Martine Aubry a donné le ton à la veille de l’ouverture de l’université d’été du Parti socialiste. A son arrivée à La Rochelle, la première secrétaire du PS a dénoncé "l'été de honte" infligé par Nicolas Sarkozy aux Français avec sa politique de sécurité et d'immigration.

La France "a été abîmée"

"Nous sommes là pour dire qu'une autre France est possible", a lancé Martine Aubry sortant ainsi de son silence estival. La dirigeante du PS s'était contentée jusqu'alors d'un simple communiqué début août pour dénoncer la "dérive antirépublicaine" du gouvernement.

"La France a été abîmée et salie, c'est indigne", s’est insurgée la maire de Lille jeudi. "J'ai eu l'impression d'un été de honte", a-t-elle assuré. Quand Nicolas Sarkozy fait le lien entre délinquance et immigration ou qu'il ordonne l'expulsion des Roms, il "bafoue les valeurs de notre République" et "salit notre pays à l'étranger", a-t-elle ajouté.

S'exprimant devant les militants de la Fédération et en présence de plusieurs ténors du parti, elle a affirmé que "les Français ne s'y sont pas laissés prendre" et qu'ils "ont compris que cette vaste opération de manipulation (…) avait sans doute pour objet de masquer les affaires et d'abord son échec sur la sécurité", a-t-elle lancé.

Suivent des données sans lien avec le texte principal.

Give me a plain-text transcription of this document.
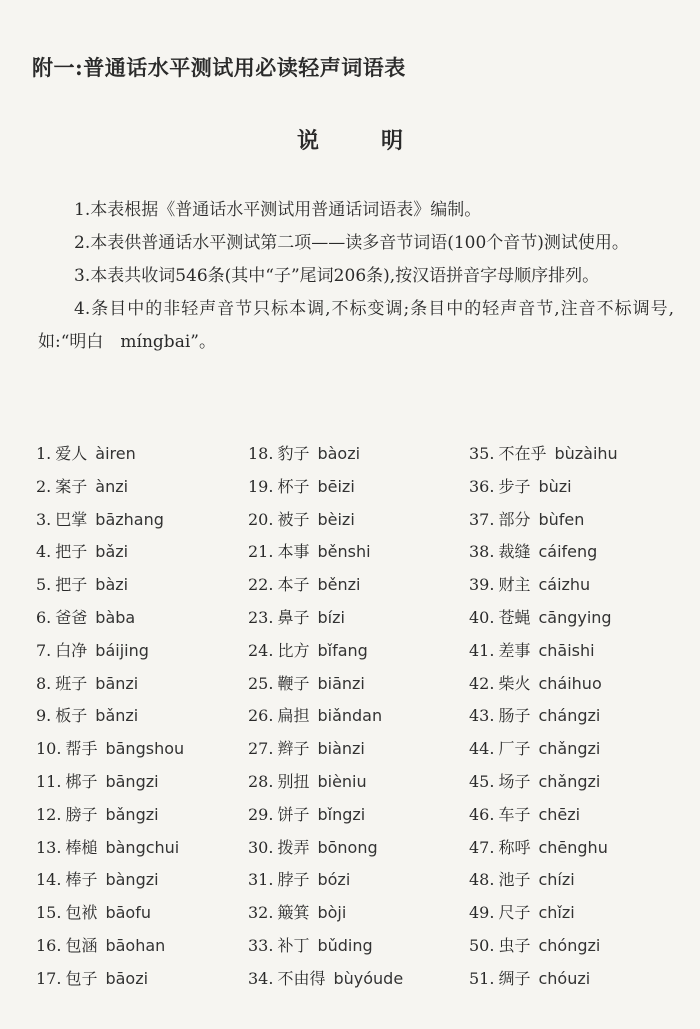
附一:普通话水平测试用必读轻声词语表
说明

1.本表根据《普通话水平测试用普通话词语表》编制。

2.本表供普通话水平测试第二项——读多音节词语(100个音节)测试使用。

3.本表共收词546条(其中“子”尾词206条),按汉语拼音字母顺序排列。

4.条目中的非轻声音节只标本调,不标变调;条目中的轻声音节,注音不标调号,如:“明白　míngbai”。

1. 爱人 àiren
2. 案子 ànzi
3. 巴掌 bāzhang
4. 把子 bǎzi
5. 把子 bàzi
6. 爸爸 bàba
7. 白净 báijing
8. 班子 bānzi
9. 板子 bǎnzi
10. 帮手 bāngshou
11. 梆子 bāngzi
12. 膀子 bǎngzi
13. 棒槌 bàngchui
14. 棒子 bàngzi
15. 包袱 bāofu
16. 包涵 bāohan
17. 包子 bāozi
18. 豹子 bàozi
19. 杯子 bēizi
20. 被子 bèizi
21. 本事 běnshi
22. 本子 běnzi
23. 鼻子 bízi
24. 比方 bǐfang
25. 鞭子 biānzi
26. 扁担 biǎndan
27. 辫子 biànzi
28. 别扭 bièniu
29. 饼子 bǐngzi
30. 拨弄 bōnong
31. 脖子 bózi
32. 簸箕 bòji
33. 补丁 bǔding
34. 不由得 bùyóude
35. 不在乎 bùzàihu
36. 步子 bùzi
37. 部分 bùfen
38. 裁缝 cáifeng
39. 财主 cáizhu
40. 苍蝇 cāngying
41. 差事 chāishi
42. 柴火 cháihuo
43. 肠子 chángzi
44. 厂子 chǎngzi
45. 场子 chǎngzi
46. 车子 chēzi
47. 称呼 chēnghu
48. 池子 chízi
49. 尺子 chǐzi
50. 虫子 chóngzi
51. 绸子 chóuzi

"Je n'ai pas voulu m'inscrire là-dedans", a-t-elle expliqué. La direction du PS a défendu sa stratégie, estimant qu'il ne fallait pas participer à la surenchère sécuritaire du gouvernement.

Ton grave à l'université d'été du PS

L'ambiance de l'université d'été cette année est d'une "particulière gravité", a affirmé la patronne du parti. Elle a mis en garde les uns et les autres contre l'étalage des ambitions personnelles. "La France va mal. Nous ne sommes pas sortis de la crise (...) cette rentrée scolaire va être très difficile (...) la sécurité c'est une catastrophe (...) et vous me demandez de savoir si je vais présenter ma candidature en décembre, en janvier ou en décembre ? Les Français s'en foutent", a-t-elle lancé.

Dans l'ouvrage Petits meurtres entre camarades, paru jeudi, l'ancienne ministre de l'Emploi déclare, entre autres, qu'elle décidera si elle est candidate aux primaires présidentielles du PS avant le début d’année 2011.